環境問題は礼儀の話

生まれて初めて蛍を見た。

湿原だった場所に放流されて、大人になった蛍だ。

蛍が住むにはきれいな環境が必要だ。

ただ川のある場所に幼虫を放せばいいというわけではない。

そのために広大な土地をきれいにし、その状態を保つ必要がある。

そうして尊い存在として大事にされて育った蛍が光ると、大人も子供も声をひそめて集まり、指をさす。

「こっちこっち!」「光ったよ!」「見えた?」「あのみどりいろの」

蛍のために用意された環境だが、他の多くの虫や動物や植物が恩恵を受けている。


小学校のころ、環境問題について学習した時に、あまりに途方もない問題だと感じ、子供ながらに絶望した。

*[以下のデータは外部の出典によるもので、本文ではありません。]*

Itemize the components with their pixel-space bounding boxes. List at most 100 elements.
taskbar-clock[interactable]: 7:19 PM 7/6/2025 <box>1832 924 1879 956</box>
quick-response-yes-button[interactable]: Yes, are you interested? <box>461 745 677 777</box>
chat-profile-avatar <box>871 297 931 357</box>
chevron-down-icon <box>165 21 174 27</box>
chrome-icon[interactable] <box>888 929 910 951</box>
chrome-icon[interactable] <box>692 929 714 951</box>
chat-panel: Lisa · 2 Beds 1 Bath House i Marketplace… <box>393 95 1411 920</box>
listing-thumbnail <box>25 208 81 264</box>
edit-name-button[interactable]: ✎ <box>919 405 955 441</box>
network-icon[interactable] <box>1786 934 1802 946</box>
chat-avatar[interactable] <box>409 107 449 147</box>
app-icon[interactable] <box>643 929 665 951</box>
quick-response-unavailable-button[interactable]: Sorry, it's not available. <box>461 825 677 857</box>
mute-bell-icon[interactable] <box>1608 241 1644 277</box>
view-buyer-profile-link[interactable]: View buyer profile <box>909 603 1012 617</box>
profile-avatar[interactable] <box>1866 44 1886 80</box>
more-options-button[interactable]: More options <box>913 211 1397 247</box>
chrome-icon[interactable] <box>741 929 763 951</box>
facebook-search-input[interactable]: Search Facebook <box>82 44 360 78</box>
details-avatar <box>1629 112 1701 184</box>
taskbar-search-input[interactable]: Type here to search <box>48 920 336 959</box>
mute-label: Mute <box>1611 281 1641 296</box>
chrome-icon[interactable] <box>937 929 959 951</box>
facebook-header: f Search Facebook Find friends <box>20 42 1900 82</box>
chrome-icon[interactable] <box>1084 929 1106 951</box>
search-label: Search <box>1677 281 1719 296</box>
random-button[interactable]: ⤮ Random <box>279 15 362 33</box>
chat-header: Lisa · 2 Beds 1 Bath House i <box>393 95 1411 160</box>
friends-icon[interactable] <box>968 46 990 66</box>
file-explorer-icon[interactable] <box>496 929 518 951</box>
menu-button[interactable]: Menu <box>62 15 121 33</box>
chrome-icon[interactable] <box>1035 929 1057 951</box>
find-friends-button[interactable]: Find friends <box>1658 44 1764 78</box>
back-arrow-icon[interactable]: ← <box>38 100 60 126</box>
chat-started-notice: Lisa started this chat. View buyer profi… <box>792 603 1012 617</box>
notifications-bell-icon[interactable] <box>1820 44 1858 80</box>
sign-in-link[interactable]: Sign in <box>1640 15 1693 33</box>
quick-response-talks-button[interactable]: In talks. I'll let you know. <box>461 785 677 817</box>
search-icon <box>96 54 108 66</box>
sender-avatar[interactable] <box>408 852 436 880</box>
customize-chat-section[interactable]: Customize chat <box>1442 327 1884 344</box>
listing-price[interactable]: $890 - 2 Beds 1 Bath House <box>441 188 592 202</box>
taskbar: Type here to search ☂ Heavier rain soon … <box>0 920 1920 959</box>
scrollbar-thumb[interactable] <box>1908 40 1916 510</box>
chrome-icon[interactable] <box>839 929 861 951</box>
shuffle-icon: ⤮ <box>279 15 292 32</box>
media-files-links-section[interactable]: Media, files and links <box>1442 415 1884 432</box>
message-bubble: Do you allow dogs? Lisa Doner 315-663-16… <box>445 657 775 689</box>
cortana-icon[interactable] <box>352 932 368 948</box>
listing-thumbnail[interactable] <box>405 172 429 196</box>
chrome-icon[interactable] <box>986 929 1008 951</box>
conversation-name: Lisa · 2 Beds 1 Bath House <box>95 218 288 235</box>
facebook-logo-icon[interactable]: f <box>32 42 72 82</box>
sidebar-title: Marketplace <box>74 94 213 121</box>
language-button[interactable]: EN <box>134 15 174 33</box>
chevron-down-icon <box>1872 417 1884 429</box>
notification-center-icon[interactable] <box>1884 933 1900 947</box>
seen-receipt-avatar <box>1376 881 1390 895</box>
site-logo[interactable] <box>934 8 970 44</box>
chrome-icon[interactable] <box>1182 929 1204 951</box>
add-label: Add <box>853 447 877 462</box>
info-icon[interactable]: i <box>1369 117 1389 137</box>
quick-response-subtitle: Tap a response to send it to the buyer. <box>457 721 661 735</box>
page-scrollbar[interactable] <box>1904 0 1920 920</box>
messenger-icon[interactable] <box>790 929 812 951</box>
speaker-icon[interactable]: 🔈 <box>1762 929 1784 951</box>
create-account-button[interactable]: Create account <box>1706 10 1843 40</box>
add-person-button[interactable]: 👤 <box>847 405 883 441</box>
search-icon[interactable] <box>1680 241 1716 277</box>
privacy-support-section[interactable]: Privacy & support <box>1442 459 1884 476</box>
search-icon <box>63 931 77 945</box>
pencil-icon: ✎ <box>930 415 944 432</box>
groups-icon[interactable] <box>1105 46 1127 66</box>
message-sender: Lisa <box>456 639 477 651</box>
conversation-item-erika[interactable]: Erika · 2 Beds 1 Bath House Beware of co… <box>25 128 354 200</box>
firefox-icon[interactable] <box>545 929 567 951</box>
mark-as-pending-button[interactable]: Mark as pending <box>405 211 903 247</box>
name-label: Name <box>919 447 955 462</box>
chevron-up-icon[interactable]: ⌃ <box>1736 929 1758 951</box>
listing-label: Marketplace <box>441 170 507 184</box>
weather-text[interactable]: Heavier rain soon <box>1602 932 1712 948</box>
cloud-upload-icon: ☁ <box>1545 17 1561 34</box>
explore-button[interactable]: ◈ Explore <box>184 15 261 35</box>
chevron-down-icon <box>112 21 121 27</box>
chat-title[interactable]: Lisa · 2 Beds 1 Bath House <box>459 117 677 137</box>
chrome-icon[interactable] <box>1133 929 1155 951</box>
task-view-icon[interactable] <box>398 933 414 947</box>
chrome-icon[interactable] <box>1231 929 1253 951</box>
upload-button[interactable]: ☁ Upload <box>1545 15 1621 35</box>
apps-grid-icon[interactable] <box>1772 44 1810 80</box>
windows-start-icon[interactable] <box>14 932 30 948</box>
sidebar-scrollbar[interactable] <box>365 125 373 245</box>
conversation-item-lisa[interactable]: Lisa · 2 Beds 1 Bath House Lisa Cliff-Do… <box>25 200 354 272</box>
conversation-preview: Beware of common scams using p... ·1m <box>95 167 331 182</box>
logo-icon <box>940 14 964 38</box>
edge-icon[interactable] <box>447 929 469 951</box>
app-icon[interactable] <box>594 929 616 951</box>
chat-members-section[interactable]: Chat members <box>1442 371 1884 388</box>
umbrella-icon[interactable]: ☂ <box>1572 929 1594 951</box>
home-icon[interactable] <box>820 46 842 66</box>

私が大人になるころにはもっと状況は悪くなるだろうし、気を付けても気を付けても無意味だと感じた。

思考は飛躍し、「人類が滅亡すればいいのにな」と思っていた。

心からそう願ったが、滅亡は実現せず、環境問題は一向に解決されないまま15年経ってしまった。


蛍を放流し、保護している人は「一度たりとも手を抜かなかったから、今年も蛍が見られるんです。これから先もずっと、いまの子供たちが引き継いでいってほしい。命は一度絶えると元にもどらないから」と話していた。

そこにある命を守ろうという考えは、ともすればすぐに人間のエゴに負けてしまう。

しかし蛍はそこで光っていた。

思いが集まって力になれば、人類は滅亡しなくても他の生命と共存できるんだなと思った。

人間だけが特別地球を汚していいと思うことがそもそも自己中心的だ。

昔から仲のいい友達に連絡をとるように、地球を気遣って生きていかなければ、人類は本当に滅亡してしまう。

さんざんひどいことをしてきて、自分に不利益が降りかかってきてから謝っても遅いのだ。

地球に対する礼儀をわきまえた方がいい。